„Fiona leitete das Verfahren mit dem ganzen Ernst und der Gewissenhaftigkeit einer Atomphysikerin, richtete über etwas, das mit Liebe begonnen und mit Hass geendet hatte.“
London. Familienrichterin Fiona Maye lebt für ihren Beruf. Auf ihrem Schreibtisch landen Scheidungen, Sorgerechtsklagen und Fragen des Kindeswohles und ihre Urteile sind legendär, ihre Begründungen nur selten anfechtbar. Sie führt eine kinderlose, aber seit 30 Jahren glückliche Ehe – bis zu einem schicksalhaften Abend, an dem ihr Mann Fiona einen schockierenden Vorschlag unterbreitet und ein Fall auf ihrem Tisch landet, in dem ein 17-jähriger Junge eine lebensnotwendige Behandlung verweigert.

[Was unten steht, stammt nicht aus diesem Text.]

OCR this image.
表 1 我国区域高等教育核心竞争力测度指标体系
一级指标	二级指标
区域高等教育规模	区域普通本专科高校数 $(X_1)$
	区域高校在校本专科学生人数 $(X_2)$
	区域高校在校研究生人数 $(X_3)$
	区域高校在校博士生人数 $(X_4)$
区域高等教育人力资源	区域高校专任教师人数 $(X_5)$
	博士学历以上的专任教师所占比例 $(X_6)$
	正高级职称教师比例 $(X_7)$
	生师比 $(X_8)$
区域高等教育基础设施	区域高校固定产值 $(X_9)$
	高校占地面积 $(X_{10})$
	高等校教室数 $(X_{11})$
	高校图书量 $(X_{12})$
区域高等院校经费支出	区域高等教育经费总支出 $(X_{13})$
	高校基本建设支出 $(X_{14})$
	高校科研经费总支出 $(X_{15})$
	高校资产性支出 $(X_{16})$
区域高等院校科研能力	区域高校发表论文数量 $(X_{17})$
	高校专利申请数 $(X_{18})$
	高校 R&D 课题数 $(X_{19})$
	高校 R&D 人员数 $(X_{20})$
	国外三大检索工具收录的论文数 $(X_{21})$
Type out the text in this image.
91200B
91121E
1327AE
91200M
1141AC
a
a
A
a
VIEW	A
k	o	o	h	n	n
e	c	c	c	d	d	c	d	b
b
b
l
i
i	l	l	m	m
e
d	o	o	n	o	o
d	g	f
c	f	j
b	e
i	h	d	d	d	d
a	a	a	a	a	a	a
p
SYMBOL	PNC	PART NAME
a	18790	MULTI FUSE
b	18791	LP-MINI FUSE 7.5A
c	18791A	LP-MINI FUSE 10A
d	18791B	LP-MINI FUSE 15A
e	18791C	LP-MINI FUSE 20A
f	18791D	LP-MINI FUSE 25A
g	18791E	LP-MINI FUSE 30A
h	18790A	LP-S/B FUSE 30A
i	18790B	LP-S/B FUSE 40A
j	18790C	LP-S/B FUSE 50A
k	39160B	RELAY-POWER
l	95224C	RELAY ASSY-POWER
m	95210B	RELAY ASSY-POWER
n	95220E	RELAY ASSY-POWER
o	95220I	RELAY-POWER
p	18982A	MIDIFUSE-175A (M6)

„Die Arbeit ging dem Familiengericht nicht aus. Reines Pech bei der Zuteilung, dass Fiona es mit so vielen Ehekrisen zu tun bekam. Purer Zufall, dass sie selbst in einer steckte. In ihrem Rechtsgebiet schickte man Leute normalerweise nicht ins Gefängnis, dennoch malte sie sich in müßigen Momenten aus, wie sie alle dieses Leute hinter Schloss und Riegel brachte, die auf Kosten ihrer Kinder eine jüngere Frau wollten, einen reicheren oder weniger langweiligen Mann, einen anderen Wohnort, frischen Sex, frische Liebe, eine neue Weltanschauung oder einen netten Neuanfang, ehe es zu spät war. Allen ging es nur um ihr Vergnügen.“
Ich nehme es vorweg. Mit ‚Kindeswohl‘ ist Ian McEwan ein wahnsinnig tolles Buch gelungen. Er hat zum einen ein Thema aufgegriffen, das mich sehr angesprochen hat, und zum anderen ist McEwans Schreibstil einfach großartig. Er streut so viele treffende Beobachtungen und zwischenmenschliche Reflexionen ein, dass ich mit meinen Post-its, mit denen ich tolle Textpassagen markiere, gar nicht mehr nachkam. Ich konnte das Buch nicht mehr aus der Hand legen und habe es an einem Tag ausgelesen.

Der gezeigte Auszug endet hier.